16. Therefore, in the backdrop of fact that marriage between them did not last for more than four years and both of them have been living separately for the last over eight years, apparently marriage is irretrievable, as love is lost and emotions are dried up, as evidence from demeanour of the parties out of their wedlock there is one child. There is no possibility of any reconciliation between the parties. There is no hope about cohabitation between them in future. Matrimonial bond has been completely ruptured beyond repair. It has become impossible to reunite parties. Marriage is totally unworkable, emotionally dead and beyond salvation.

17. On the basis of aforesaid analysis, this Court is of the considered opinion that respondent has been subjected to mental and physical cruelty in the hands of his wife/appellant and she was adamant to live on her own terms and conditions. Therefore, findings given by the Trial Court is based upon the cogent evidence available on record and respondent is rightly deserves for decree of divorce on the ground of cruelty and we found no ground to interfere with the decree of dissolution of marriage.
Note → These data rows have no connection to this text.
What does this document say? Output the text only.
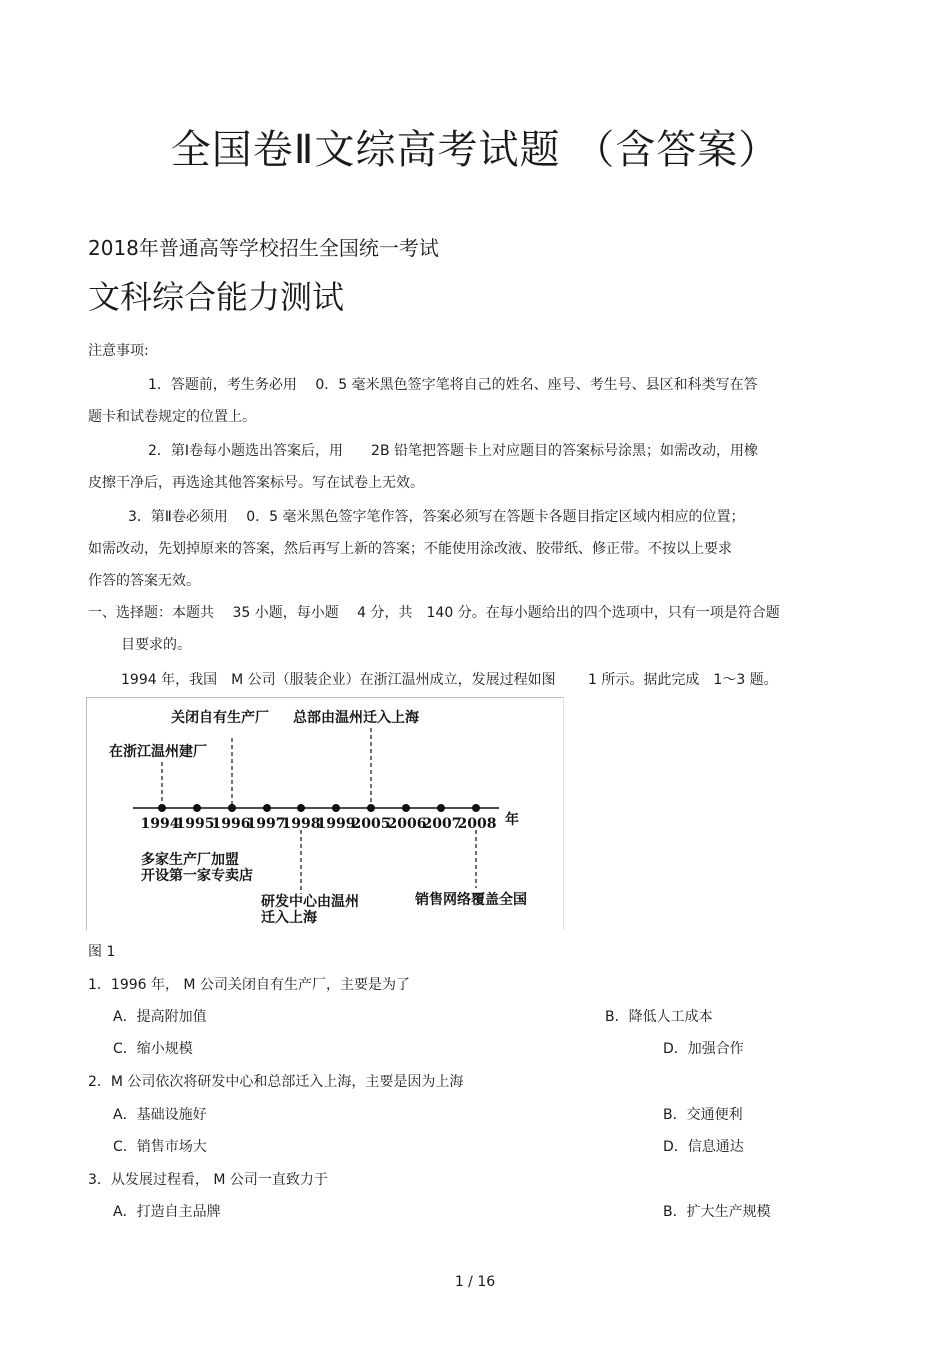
全国卷Ⅱ文综高考试题 （含答案）
2018年普通高等学校招生全国统一考试
文科综合能力测试
注意事项:
1．答题前，考生务必用　 0．5 毫米黑色签字笔将自己的姓名、座号、考生号、县区和科类写在答
题卡和试卷规定的位置上。
2．第Ⅰ卷每小题选出答案后，用　　2B 铅笔把答题卡上对应题目的答案标号涂黑；如需改动，用橡
皮擦干净后，再选途其他答案标号。写在试卷上无效。
3．第Ⅱ卷必须用　 0．5 毫米黑色签字笔作答，答案必须写在答题卡各题目指定区域内相应的位置；
如需改动，先划掉原来的答案，然后再写上新的答案；不能使用涂改液、胶带纸、修正带。不按以上要求
作答的答案无效。
一、选择题：本题共　 35 小题，每小题　 4 分，共　140 分。在每小题给出的四个选项中，只有一项是符合题
目要求的。
1994 年，我国　M 公司（服装企业）在浙江温州成立，发展过程如图　　 1 所示。据此完成　1～3 题。
1994
1995
1996
1997
1998
1999
2005
2006
2007
2008 年
在浙江温州建厂
关闭自有生产厂 总部由温州迁入上海
多家生产厂加盟
开设第一家专卖店
研发中心由温州
迁入上海
销售网络覆盖全国
图 1
1．1996 年， M 公司关闭自有生产厂，主要是为了
A．提高附加值	B．降低人工成本
C．缩小规模	D．加强合作
2．M 公司依次将研发中心和总部迁入上海，主要是因为上海
A．基础设施好	B．交通便利
C．销售市场大	D．信息通达
3．从发展过程看， M 公司一直致力于
A．打造自主品牌	B．扩大生产规模
1 / 16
18. So far as the question of grant of one-time settlement as full and final settlement is concerned, in the matrimonial cases, the Court has to ascertain the financial capacity/status of parties depending on source of income and expenditure for determining amount of maintenance/permanent alimony/full and final settlement/one-time settlement, this Court left with no other option, but to think it just and proper to allow one-time settlement in the shape of full and final settlement to the tune of Rs.15,00,000/- in favour of appellant, which is payable to the appellant by the respondent by way of Demand Draft or any other mode within a period of two months from the date of receipt of copy of this judgment. Subject to aforesaid full and final settlement/one- time settlement granted in favour of the appellant, a decree of divorce be drawn accordingly.
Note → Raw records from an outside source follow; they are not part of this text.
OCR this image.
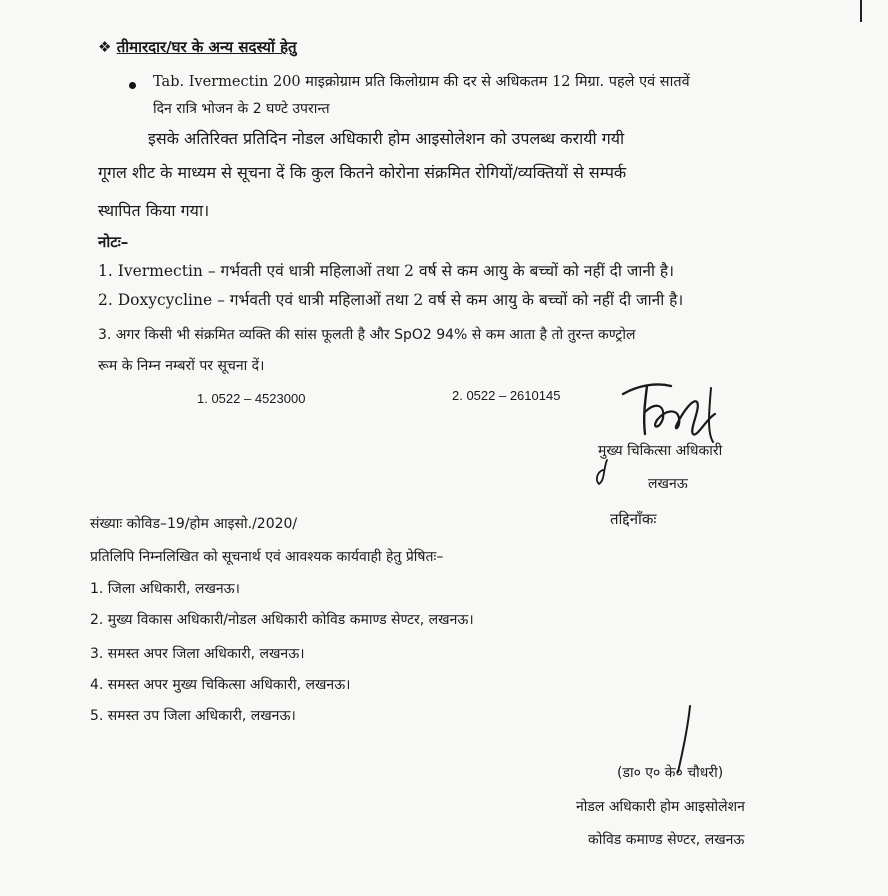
❖ तीमारदार/घर के अन्य सदस्यों हेतु
Tab. Ivermectin 200 माइक्रोग्राम प्रति किलोग्राम की दर से अधिकतम 12 मिग्रा. पहले एवं सातवें
दिन रात्रि भोजन के 2 घण्टे उपरान्त
इसके अतिरिक्त प्रतिदिन नोडल अधिकारी होम आइसोलेशन को उपलब्ध करायी गयी
गूगल शीट के माध्यम से सूचना दें कि कुल कितने कोरोना संक्रमित रोगियों/व्यक्तियों से सम्पर्क
स्थापित किया गया।
नोटः–
1. Ivermectin – गर्भवती एवं धात्री महिलाओं तथा 2 वर्ष से कम आयु के बच्चों को नहीं दी जानी है।
2. Doxycycline – गर्भवती एवं धात्री महिलाओं तथा 2 वर्ष से कम आयु के बच्चों को नहीं दी जानी है।
3. अगर किसी भी संक्रमित व्यक्ति की सांस फूलती है और SpO2 94% से कम आता है तो तुरन्त कण्ट्रोल
रूम के निम्न नम्बरों पर सूचना दें।
1. 0522 – 4523000	2. 0522 – 2610145
मुख्य चिकित्सा अधिकारी
लखनऊ
संख्याः कोविड–19/होम आइसो./2020/	तद्दिनाँकः
प्रतिलिपि निम्नलिखित को सूचनार्थ एवं आवश्यक कार्यवाही हेतु प्रेषितः–
1. जिला अधिकारी, लखनऊ।
2. मुख्य विकास अधिकारी/नोडल अधिकारी कोविड कमाण्ड सेण्टर, लखनऊ।
3. समस्त अपर जिला अधिकारी, लखनऊ।
4. समस्त अपर मुख्य चिकित्सा अधिकारी, लखनऊ।
5. समस्त उप जिला अधिकारी, लखनऊ।
(डा० ए० के० चौधरी)
नोडल अधिकारी होम आइसोलेशन
कोविड कमाण्ड सेण्टर, लखनऊ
19. Accordingly, the instant first appeal fails and is hereby dismissed and under the said provisions of Section 25 of HMA as one-time full and final settlement as permanent alimony, the respondent is directed to pay an amount of Rs.15,00,000/- (Rs. Fifteen Lacs Only) through Bank Draft to the appellant within a period of two months from the date of receipt of copy of this judgment.